The United Way is fighting for its existence, Fortune magazine reported in its Nov. 27 issue.
The struggle stems from a battle for control of pledge forms that has pitted the United Way of America against local affiliates and torpedoed the organization’s dramatic comeback from a scandal in the early 1990s, Fortune said.
Betty Beene has quit as president under pressure from an influential handful of the 1,400 fiercely independent local offices upset with what they saw as a power-grab disguised as efficiency.
The turmoil comes in the face of gloomy fundraising results: Adjusted for inflation, contributions still lag behind its 1988 totals for the United Way, which has lost market share in the face of rising competition for charitable dollars.
In 1988, with more than 450,000 nonprofits in the U.S., the United Way pocketed 3.16 percent of all charitable contributions in the U.S.
In 1999, with 715,000 nonprofits, the United Way’s share of donations fell to 1.98 percent.

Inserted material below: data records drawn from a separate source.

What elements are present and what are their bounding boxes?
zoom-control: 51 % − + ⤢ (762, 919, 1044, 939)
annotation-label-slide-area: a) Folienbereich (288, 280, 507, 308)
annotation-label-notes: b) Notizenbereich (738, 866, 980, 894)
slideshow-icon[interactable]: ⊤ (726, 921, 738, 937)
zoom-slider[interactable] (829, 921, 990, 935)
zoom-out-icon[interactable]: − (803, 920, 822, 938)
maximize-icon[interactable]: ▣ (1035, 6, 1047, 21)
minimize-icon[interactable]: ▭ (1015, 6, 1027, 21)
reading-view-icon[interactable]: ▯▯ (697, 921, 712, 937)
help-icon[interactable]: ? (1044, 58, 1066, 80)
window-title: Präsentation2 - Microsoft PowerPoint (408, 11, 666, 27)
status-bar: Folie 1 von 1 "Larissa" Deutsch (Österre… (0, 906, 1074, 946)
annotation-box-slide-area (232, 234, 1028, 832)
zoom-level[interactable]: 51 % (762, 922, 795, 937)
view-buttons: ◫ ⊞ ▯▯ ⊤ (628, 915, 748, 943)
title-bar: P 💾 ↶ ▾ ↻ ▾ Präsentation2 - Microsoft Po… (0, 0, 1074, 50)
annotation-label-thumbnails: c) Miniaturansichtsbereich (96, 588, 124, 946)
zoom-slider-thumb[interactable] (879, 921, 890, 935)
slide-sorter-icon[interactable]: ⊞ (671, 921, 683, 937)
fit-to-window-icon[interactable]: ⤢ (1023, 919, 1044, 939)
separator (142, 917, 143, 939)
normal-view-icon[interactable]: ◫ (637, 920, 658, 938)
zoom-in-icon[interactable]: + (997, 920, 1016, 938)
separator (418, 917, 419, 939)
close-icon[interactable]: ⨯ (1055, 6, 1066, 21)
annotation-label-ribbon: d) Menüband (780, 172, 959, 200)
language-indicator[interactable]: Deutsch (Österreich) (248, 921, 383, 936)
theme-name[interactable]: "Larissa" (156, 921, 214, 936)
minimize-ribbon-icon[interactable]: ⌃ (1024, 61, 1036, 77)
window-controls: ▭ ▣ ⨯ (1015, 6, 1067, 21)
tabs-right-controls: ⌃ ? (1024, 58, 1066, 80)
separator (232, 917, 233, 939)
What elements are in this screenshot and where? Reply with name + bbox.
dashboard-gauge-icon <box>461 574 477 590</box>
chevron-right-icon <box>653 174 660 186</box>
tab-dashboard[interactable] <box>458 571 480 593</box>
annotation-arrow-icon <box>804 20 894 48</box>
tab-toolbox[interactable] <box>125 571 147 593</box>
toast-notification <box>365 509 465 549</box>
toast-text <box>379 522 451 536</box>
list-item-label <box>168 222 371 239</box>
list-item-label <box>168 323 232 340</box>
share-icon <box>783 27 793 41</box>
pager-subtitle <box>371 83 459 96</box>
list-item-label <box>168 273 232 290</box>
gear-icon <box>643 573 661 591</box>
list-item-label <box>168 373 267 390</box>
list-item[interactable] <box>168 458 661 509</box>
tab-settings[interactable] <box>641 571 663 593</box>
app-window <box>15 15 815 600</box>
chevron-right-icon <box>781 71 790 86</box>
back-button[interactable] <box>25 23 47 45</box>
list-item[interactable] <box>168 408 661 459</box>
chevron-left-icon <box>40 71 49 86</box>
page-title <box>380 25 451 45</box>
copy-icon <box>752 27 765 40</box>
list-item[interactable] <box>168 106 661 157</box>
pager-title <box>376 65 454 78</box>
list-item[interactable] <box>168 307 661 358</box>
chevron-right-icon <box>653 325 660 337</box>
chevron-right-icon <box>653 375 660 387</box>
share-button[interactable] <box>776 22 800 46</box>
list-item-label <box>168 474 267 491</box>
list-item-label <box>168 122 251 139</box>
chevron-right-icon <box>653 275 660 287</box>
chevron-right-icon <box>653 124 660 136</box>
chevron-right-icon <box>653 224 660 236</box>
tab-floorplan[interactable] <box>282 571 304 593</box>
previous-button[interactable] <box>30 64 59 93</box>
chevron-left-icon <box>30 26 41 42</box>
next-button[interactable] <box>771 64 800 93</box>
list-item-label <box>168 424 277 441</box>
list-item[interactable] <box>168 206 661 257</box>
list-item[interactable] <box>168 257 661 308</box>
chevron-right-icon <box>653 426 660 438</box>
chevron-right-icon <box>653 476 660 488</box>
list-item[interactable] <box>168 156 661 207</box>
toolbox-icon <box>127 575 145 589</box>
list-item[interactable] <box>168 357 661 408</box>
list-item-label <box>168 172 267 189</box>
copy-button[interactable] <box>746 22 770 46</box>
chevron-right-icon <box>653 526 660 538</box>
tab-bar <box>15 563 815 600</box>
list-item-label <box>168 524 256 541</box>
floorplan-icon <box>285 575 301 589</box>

And relative to personal and corporate income in the U.S., United Way contributions have plunged 29 percent in the past 12 years, compared to a surge of 8.2 percent in the share of overall giving as a percentage of income.
Beene’s effort to wrest control of the processing of pledges from local affiliates aimed to use technology to make it easier for donors to make contributions – and paralleled efforts in the financial services industry to make it easier for investors to do business.
Because it can eliminate gatekeepers, in fact, digital technology has prompted questions about the very existence of the United Way, which long has played a gatekeeping role between donors and charities, Fortune said.
To keep pace with changing demands for services, roughly 40 percent of United Way offices have moved away from serving simply as conduits for existing programs. That movement — led by such affiliates as Minneapolis, Atlanta and Columbus and backed by the national office – is being resisted by other affiliates.